Research & Papers

ArtHOI: Taming Foundation Models for Monocular 4D Reconstruction of Hand-Articulated-Object Interactions

New CVPR 2026 method uses foundation models to create 3D+time models from monocular footage.

Deep Dive

A research team led by Zikai Wang has developed ArtHOI, a novel computer vision framework that solves the previously unexplored challenge of reconstructing 4D interactions between human hands and articulated objects from single monocular videos. Unlike existing methods limited to rigid objects or requiring multi-view setups, ArtHOI leverages recent foundation models through an optimization-based approach that refines their often-inaccurate priors. The system's key innovation is its ability to ground normalized object meshes in real-world metric space and align hand-object interactions using physical constraints.

ArtHOI introduces two core technical contributions: Adaptive Sampling Refinement (ASR) for optimizing object scale and pose, and a Multimodal Large Language Model (MLLM) guided method for hand-object alignment that uses contact reasoning as optimization constraints. To validate their approach, the researchers created two new benchmark datasets—ArtHOI-RGBD for controlled settings and ArtHOI-Wild for real-world scenarios—demonstrating robustness across diverse objects and interaction types. The work, accepted to CVPR 2026, represents a significant advance in understanding complex manipulations where both hand and object parts move, such as opening laptop lids or operating scissors.

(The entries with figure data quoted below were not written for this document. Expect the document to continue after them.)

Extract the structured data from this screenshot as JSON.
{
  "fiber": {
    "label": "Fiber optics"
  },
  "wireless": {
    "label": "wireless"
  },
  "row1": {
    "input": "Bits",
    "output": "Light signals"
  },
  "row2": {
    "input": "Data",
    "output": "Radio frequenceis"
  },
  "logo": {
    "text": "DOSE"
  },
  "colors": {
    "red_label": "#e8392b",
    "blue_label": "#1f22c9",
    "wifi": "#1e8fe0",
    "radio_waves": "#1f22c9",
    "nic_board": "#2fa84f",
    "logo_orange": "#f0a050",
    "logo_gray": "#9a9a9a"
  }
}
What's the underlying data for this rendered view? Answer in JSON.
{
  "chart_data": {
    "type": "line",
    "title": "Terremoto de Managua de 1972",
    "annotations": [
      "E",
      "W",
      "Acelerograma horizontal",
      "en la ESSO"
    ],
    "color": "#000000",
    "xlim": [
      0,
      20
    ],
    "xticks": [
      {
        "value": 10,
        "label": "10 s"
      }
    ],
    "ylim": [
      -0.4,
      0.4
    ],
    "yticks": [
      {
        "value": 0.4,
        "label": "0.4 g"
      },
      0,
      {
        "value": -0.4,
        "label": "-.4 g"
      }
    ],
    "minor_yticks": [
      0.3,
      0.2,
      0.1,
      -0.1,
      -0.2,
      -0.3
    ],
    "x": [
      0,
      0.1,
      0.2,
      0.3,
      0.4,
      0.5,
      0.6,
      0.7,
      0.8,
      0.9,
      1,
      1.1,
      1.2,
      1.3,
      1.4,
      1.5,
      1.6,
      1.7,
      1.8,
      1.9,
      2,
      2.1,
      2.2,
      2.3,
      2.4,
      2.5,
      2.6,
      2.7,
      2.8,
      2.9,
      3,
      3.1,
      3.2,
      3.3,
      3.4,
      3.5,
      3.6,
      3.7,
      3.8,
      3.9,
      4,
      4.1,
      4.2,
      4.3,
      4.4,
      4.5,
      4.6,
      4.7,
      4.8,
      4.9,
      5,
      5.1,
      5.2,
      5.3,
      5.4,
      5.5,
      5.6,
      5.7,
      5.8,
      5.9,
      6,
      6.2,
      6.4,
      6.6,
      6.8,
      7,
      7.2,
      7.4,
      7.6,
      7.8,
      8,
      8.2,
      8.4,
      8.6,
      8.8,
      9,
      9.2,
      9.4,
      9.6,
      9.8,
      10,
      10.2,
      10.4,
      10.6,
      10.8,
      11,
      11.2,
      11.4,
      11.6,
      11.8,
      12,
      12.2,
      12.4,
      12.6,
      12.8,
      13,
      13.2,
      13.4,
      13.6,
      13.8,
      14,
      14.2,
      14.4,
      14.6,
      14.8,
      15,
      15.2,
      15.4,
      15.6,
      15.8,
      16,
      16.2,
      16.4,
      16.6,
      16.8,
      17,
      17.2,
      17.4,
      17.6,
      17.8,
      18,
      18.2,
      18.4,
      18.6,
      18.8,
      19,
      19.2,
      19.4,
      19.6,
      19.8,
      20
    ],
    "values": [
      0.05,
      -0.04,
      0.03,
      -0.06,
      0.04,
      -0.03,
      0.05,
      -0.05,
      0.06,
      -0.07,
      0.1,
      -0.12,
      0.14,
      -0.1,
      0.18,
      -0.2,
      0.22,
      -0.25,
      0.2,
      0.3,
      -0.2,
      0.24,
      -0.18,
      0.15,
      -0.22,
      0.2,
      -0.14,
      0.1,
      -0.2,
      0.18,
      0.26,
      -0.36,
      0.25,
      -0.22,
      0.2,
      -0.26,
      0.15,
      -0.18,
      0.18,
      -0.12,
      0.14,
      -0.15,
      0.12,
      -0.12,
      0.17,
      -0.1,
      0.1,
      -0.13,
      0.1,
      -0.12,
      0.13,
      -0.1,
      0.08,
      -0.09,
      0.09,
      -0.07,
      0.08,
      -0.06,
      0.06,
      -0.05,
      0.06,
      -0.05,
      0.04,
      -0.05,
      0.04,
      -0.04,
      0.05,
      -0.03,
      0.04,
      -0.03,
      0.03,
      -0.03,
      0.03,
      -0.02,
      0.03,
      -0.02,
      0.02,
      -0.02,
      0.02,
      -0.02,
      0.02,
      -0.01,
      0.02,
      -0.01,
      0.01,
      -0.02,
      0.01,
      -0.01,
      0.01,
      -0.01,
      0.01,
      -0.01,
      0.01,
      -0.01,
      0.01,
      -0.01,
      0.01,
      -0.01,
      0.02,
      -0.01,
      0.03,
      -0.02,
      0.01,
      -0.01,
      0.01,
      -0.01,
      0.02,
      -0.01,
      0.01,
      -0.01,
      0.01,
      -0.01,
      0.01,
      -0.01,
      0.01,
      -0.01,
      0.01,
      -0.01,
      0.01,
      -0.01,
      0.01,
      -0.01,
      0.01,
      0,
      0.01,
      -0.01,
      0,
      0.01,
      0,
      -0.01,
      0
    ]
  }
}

The framework's practical implications are substantial for fields requiring detailed interaction analysis. By eliminating the need for pre-scanned object models or specialized multi-camera setups, ArtHOI makes high-fidelity 4D reconstruction accessible from ordinary video footage. This opens possibilities for applications in robotics training, AR/VR content creation, and human-computer interaction research where understanding precise manipulation dynamics is crucial.

Key Points
  • Reconstructs 4D (3D+time) hand-articulated-object interactions from single RGB videos, eliminating need for multi-view setups or pre-scanned models
  • Integrates priors from multiple foundation models with novel optimization methods including Adaptive Sampling Refinement and MLLM-guided alignment
  • Validated on new datasets ArtHOI-RGBD and ArtHOI-Wild, accepted to CVPR 2026 with code and project page available

Why It Matters

Enables detailed digital reconstruction of complex manipulations from ordinary video, advancing robotics, AR/VR, and interaction analysis.